There will be two out lots that will be retained by New Bridge Crossings for other potential future development, which is anticipated based on the experience with other Walmart Super centers.
Walmart plans to include a number of environmentally-friendly features, including:
In addition, from an urban design perspective, 40% of the parking will be on the western side of the building. Fischer also praised Metro Councilmembers, who were key in helping complete the deal, and he thanked them for their patience as the administration negotiated the agreement with Walmart.
Those councilmembers released the following statements:
"18th and Broadway now joins a growing list of locations located in the Fourth Metro Council District that are in the process of transforming our city. The Yum Center, Liberty Green, Sheppard Square and Nulu have had a major impact on the eastern portion of my district. 18th and Broadway will soon begin a commercial and residential redevelopment effort that will further our goal of locating and expanding businesses in West Louisville in general and the Russell neighborhood more specifically. This project shows how every area of our city is critical to Metro Louisville's overall economic vitality."
Councilman David Tandy (D-4)
"I am glad to be involved in helping move this project forward. It was stalled for some time and we on the Metro Council, working together with the developers and the administration, have opened the door to the potential of hundreds of jobs in West Louisville. I am proud to be a part of this achievement."
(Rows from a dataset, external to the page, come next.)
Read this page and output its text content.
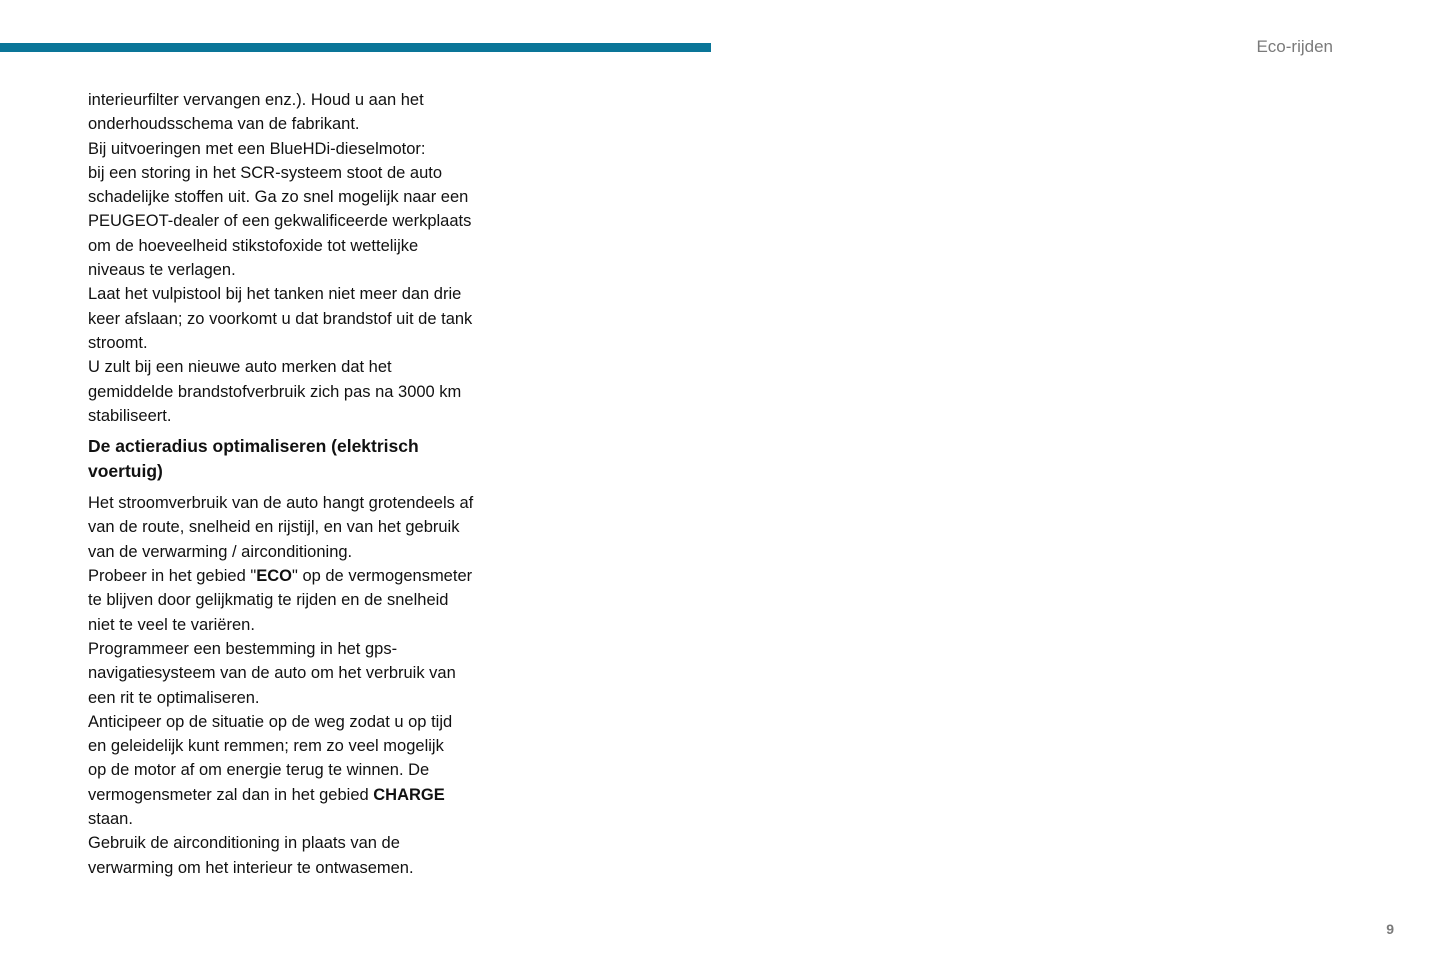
Eco-rijden

interieurfilter vervangen enz.). Houd u aan het
onderhoudsschema van de fabrikant.

Bij uitvoeringen met een BlueHDi-dieselmotor:
bij een storing in het SCR-systeem stoot de auto
schadelijke stoffen uit. Ga zo snel mogelijk naar een
PEUGEOT-dealer of een gekwalificeerde werkplaats
om de hoeveelheid stikstofoxide tot wettelijke
niveaus te verlagen.

Laat het vulpistool bij het tanken niet meer dan drie
keer afslaan; zo voorkomt u dat brandstof uit de tank
stroomt.

U zult bij een nieuwe auto merken dat het
gemiddelde brandstofverbruik zich pas na 3000 km
stabiliseert.

De actieradius optimaliseren (elektrisch
voertuig)

Het stroomverbruik van de auto hangt grotendeels af
van de route, snelheid en rijstijl, en van het gebruik
van de verwarming / airconditioning.

Probeer in het gebied "ECO" op de vermogensmeter
te blijven door gelijkmatig te rijden en de snelheid
niet te veel te variëren.

Programmeer een bestemming in het gps-
navigatiesysteem van de auto om het verbruik van
een rit te optimaliseren.

Anticipeer op de situatie op de weg zodat u op tijd
en geleidelijk kunt remmen; rem zo veel mogelijk
op de motor af om energie terug te winnen. De
vermogensmeter zal dan in het gebied CHARGE
staan.

Gebruik de airconditioning in plaats van de
verwarming om het interieur te ontwasemen.

9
Councilwoman Mary C. Woolridge (D-3)
"West Louisville is on the move. This exciting major retail announcement is just the latest in a series of economic revitalization efforts already underway in Portland, on West Market Street and the Shawnee Neighborhood. I want to thank my colleagues on the Council for their support and dedication to make this project a priority. My thanks also goes to the Fischer administration for realizing how important this project is to West Louisville. By working with us, this project became a reality. West Louisville's future is looking bright and we stand ready to ensure this progress continues."
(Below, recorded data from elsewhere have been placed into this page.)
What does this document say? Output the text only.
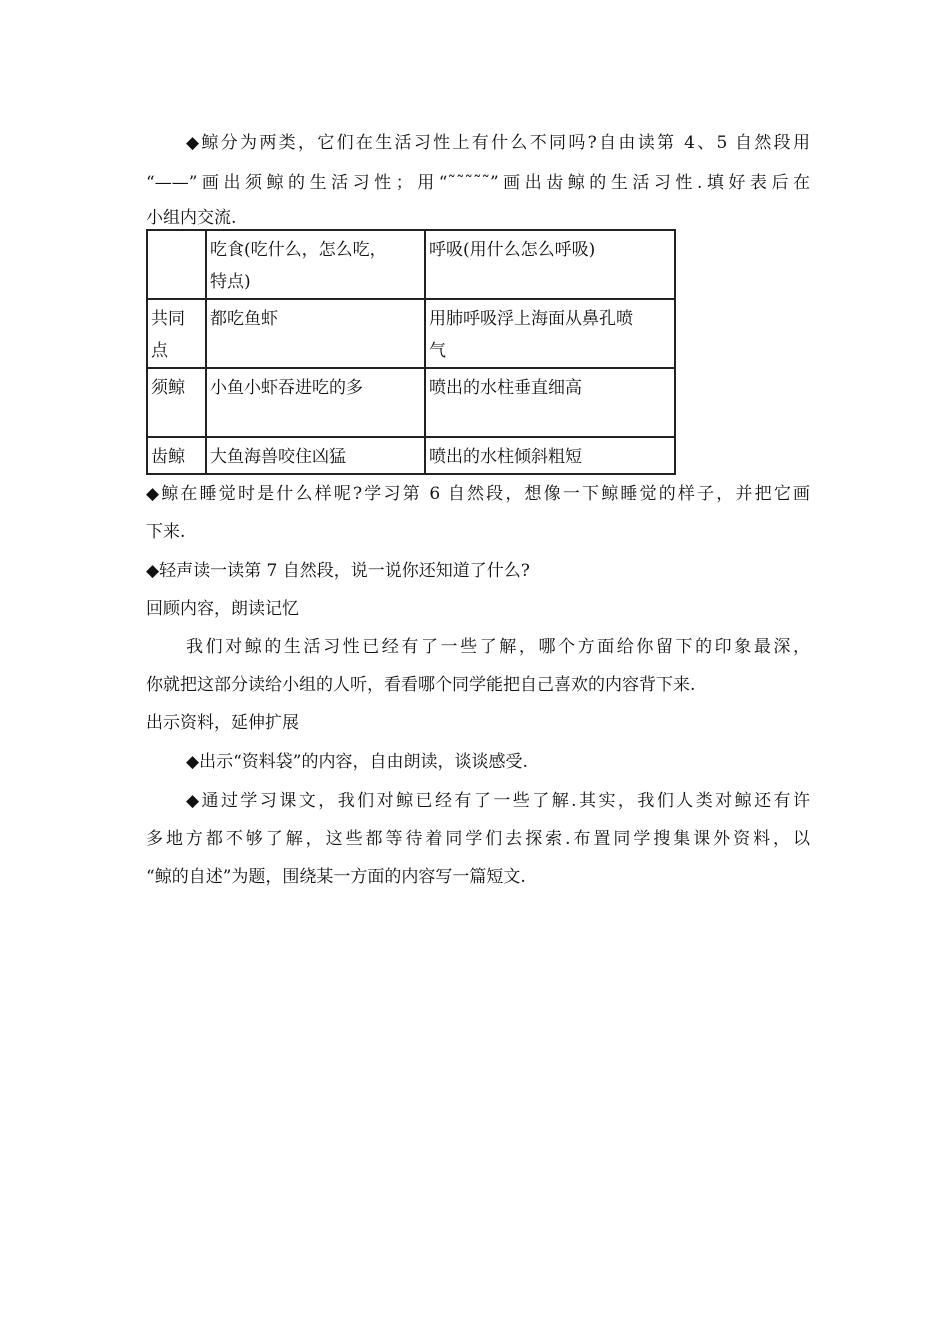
◆鲸分为两类，它们在生活习性上有什么不同吗?自由读第 4、5 自然段用
“——”画出须鲸的生活习性；用“˜˜˜˜˜”画出齿鲸的生活习性.填好表后在
小组内交流.

	吃食(吃什么，怎么吃，
特点)	呼吸(用什么怎么呼吸)

共同
点	都吃鱼虾	用肺呼吸浮上海面从鼻孔喷
气

须鲸	小鱼小虾吞进吃的多	喷出的水柱垂直细高
齿鲸	大鱼海兽咬住凶猛	喷出的水柱倾斜粗短
◆鲸在睡觉时是什么样呢?学习第 6 自然段，想像一下鲸睡觉的样子，并把它画
下来.
◆轻声读一读第 7 自然段，说一说你还知道了什么?
回顾内容，朗读记忆
我们对鲸的生活习性已经有了一些了解，哪个方面给你留下的印象最深，
你就把这部分读给小组的人听，看看哪个同学能把自己喜欢的内容背下来.
出示资料，延伸扩展
◆出示“资料袋”的内容，自由朗读，谈谈感受.
◆通过学习课文，我们对鲸已经有了一些了解.其实，我们人类对鲸还有许
多地方都不够了解，这些都等待着同学们去探索.布置同学搜集课外资料，以
“鲸的自述”为题，围绕某一方面的内容写一篇短文.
Councilwoman Cheri Bryant Hamilton (D-5)
"I want to commend the members of the Metro Council who tirelessly worked with the Mayor and the Bridgewaters to find a way to jump start this project. We would not be here today were it not for their help. This project will be transformative to West Louisville by creating much needed local jobs and redeveloping a blighted area."
President Jim King (D-10)
"This project shows how the Metro Council is a viable partner in economic development in all areas of our city. I am glad to see one of the largest vacant properties in our city being developed into something that can create jobs and lead to more west end community growth."
Councilwoman Barbara Shanklin (D-2)
"This announcement is welcome news for many neighborhoods in West Louisville. Now, the drive or walk will not be so long when shopping, if you are in the Russell or California Neighborhoods. But more importantly, who knows what other kinds of retail and economic development will follow."